時事随想抄

歴史家の視点から国際情勢・時事問題などについて語るブログ

責任能力のない人に銃を持たせては危ない

 昨晩、佐世保市で発生した銃乱射事件は、銃の保有が原則禁止とされている日本国においても、銃乱射事件が起き得ることを明白に示す事件となりました。そうして、この事件がもうひとつ明らかにしたことは、たとえ猟銃やスポーツ用の銃器であっても、保有資格は厳格化しなくてはならない、ということです。

 アメリカのバージニア工科大学で発生した銃乱射事件でも問題になりましたように、犯人は、精神的に正常な状態ではなかったことが報告されています。
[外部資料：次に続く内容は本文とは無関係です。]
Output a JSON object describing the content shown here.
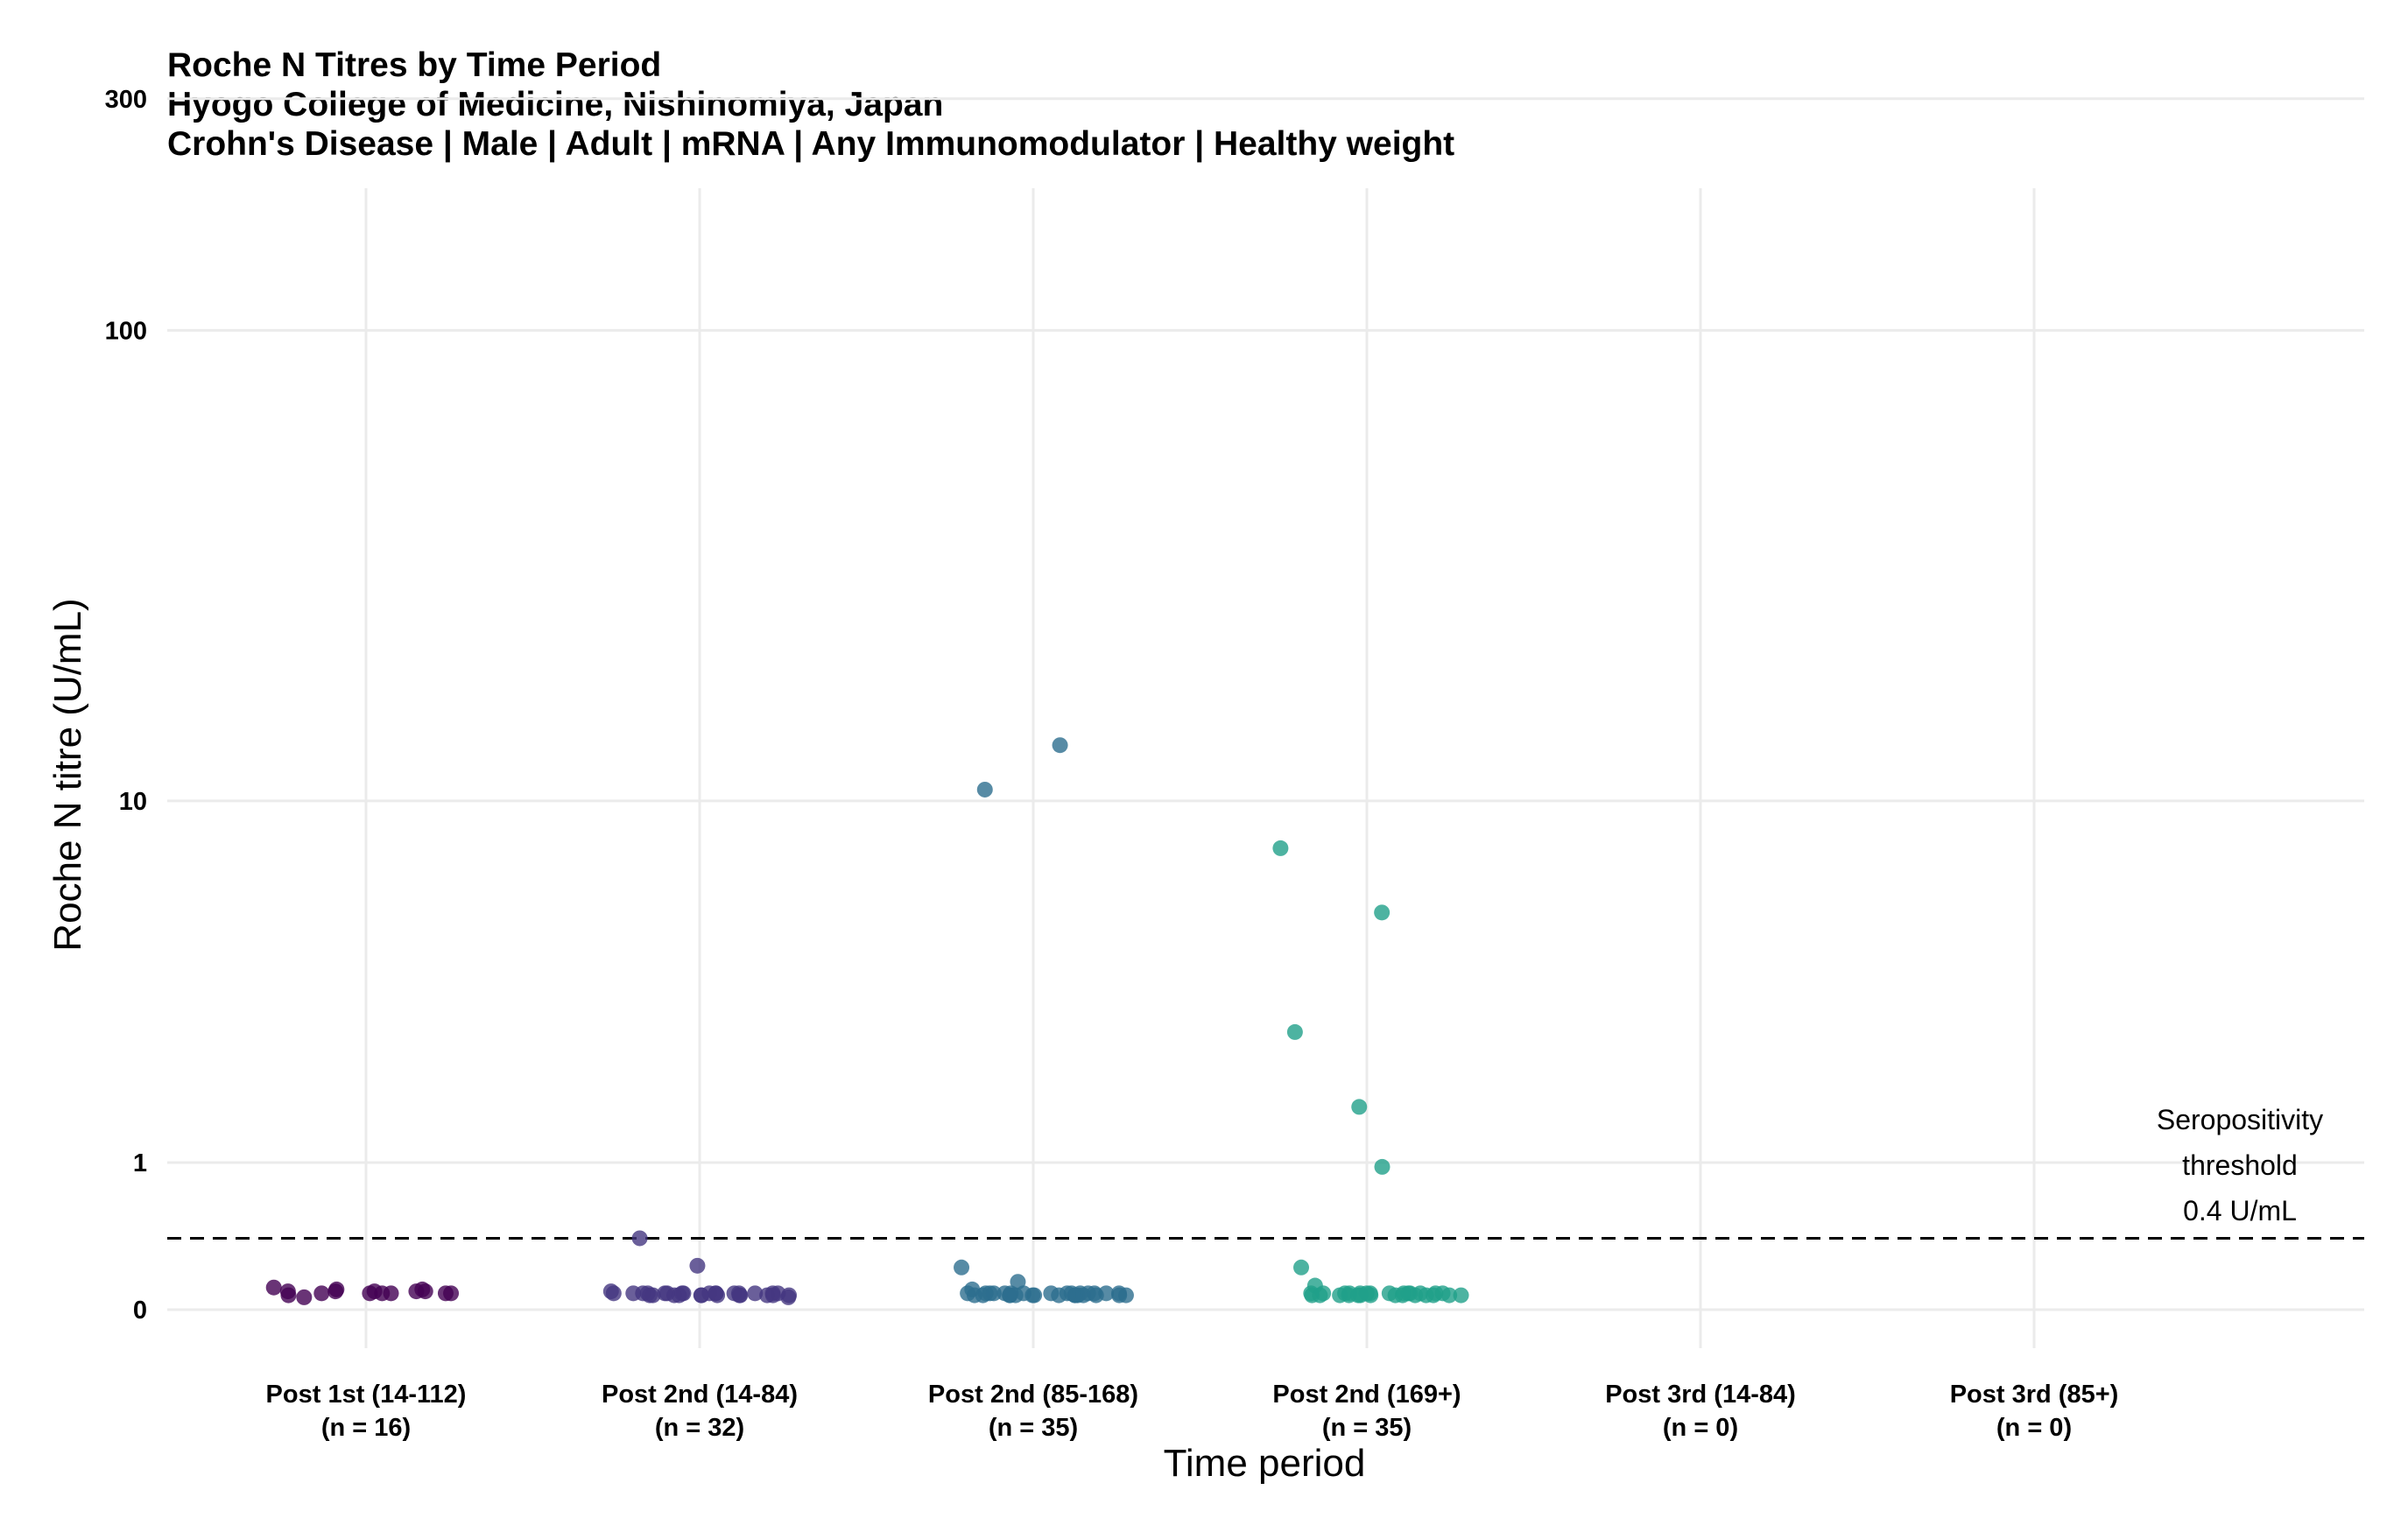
{
  "chart_data": {
    "type": "scatter",
    "title": "Roche N Titres by Time Period",
    "subtitle": [
      "Hyogo College of Medicine, Nishinomiya, Japan",
      "Crohn's Disease | Male | Adult | mRNA | Any Immunomodulator | Healthy weight"
    ],
    "xlabel": "Time period",
    "ylabel": "Roche N titre (U/mL)",
    "y_scale": "pseudo-log",
    "y_ticks": [
      0,
      1,
      10,
      100,
      300
    ],
    "y_tick_labels": [
      "0",
      "1",
      "10",
      "100",
      "300"
    ],
    "grid": true,
    "categories": [
      {
        "label": "Post 1st (14-112)",
        "n": "(n = 16)",
        "color": "#440154"
      },
      {
        "label": "Post 2nd (14-84)",
        "n": "(n = 32)",
        "color": "#453781"
      },
      {
        "label": "Post 2nd (85-168)",
        "n": "(n = 35)",
        "color": "#2d6e8e"
      },
      {
        "label": "Post 2nd (169+)",
        "n": "(n = 35)",
        "color": "#21a08a"
      },
      {
        "label": "Post 3rd (14-84)",
        "n": "(n = 0)",
        "color": "#5dc863"
      },
      {
        "label": "Post 3rd (85+)",
        "n": "(n = 0)",
        "color": "#b8de29"
      }
    ],
    "series": [
      {
        "category": "Post 1st (14-112)",
        "values": [
          0.11,
          0.09,
          0.07,
          0.06,
          0.08,
          0.09,
          0.1,
          0.08,
          0.09,
          0.08,
          0.08,
          0.09,
          0.09,
          0.1,
          0.08,
          0.08
        ]
      },
      {
        "category": "Post 2nd (14-84)",
        "values": [
          0.4,
          0.23,
          0.09,
          0.08,
          0.08,
          0.07,
          0.08,
          0.08,
          0.08,
          0.07,
          0.08,
          0.07,
          0.08,
          0.07,
          0.08,
          0.08,
          0.07,
          0.07,
          0.08,
          0.08,
          0.07,
          0.07,
          0.08,
          0.07,
          0.08,
          0.07,
          0.08,
          0.08,
          0.07,
          0.08,
          0.06,
          0.07
        ]
      },
      {
        "category": "Post 2nd (85-168)",
        "values": [
          13.3,
          10.6,
          0.22,
          0.14,
          0.08,
          0.1,
          0.08,
          0.07,
          0.07,
          0.08,
          0.08,
          0.07,
          0.08,
          0.07,
          0.08,
          0.07,
          0.07,
          0.08,
          0.07,
          0.08,
          0.07,
          0.08,
          0.08,
          0.07,
          0.07,
          0.08,
          0.07,
          0.07,
          0.08,
          0.08,
          0.07,
          0.08,
          0.07,
          0.07,
          0.08
        ]
      },
      {
        "category": "Post 2nd (169+)",
        "values": [
          7.8,
          5.5,
          2.7,
          1.6,
          0.96,
          0.22,
          0.12,
          0.08,
          0.07,
          0.08,
          0.07,
          0.07,
          0.08,
          0.08,
          0.07,
          0.07,
          0.08,
          0.07,
          0.08,
          0.08,
          0.07,
          0.08,
          0.07,
          0.08,
          0.07,
          0.08,
          0.08,
          0.07,
          0.07,
          0.08,
          0.07,
          0.08,
          0.08,
          0.07,
          0.07
        ]
      },
      {
        "category": "Post 3rd (14-84)",
        "values": []
      },
      {
        "category": "Post 3rd (85+)",
        "values": []
      }
    ],
    "threshold": {
      "value": 0.4,
      "label_lines": [
        "Seropositivity",
        "threshold",
        "0.4 U/mL"
      ]
    }
  }
}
今回の事件でも、犯人は、日頃から奇行が目立ち、近隣の住民の方々から警察に対して苦情と懸念が寄せられていたと言います。事件の発生には、警察がこの警告を無視してしまったことにも一因があるのですが、銃の販売に際しては、銃器保有者の精神状態こそ、最も厳密な資格として問わなければならない、と思うのです。何故ならば、正常な精神状態であれば、理性が働いて決してとらないような行動でも、精神に異常をきたしている場合には、判断力を失って犯罪行為を行ってしまう場合があるからです。刑法では、心神喪失の場合には刑を免れることができ、心神耗弱の場合にも減軽されることを考えますと、責任能力のない人に、殺傷力を持つ銃の保有を許すことほど恐ろしくことはありません。

 人々の尊い命と社会の安全を守るためには、銃保有に関する規定を見直し、精神的に正常ではない人が銃を手にすることを防がなくてはならない、と思うのです。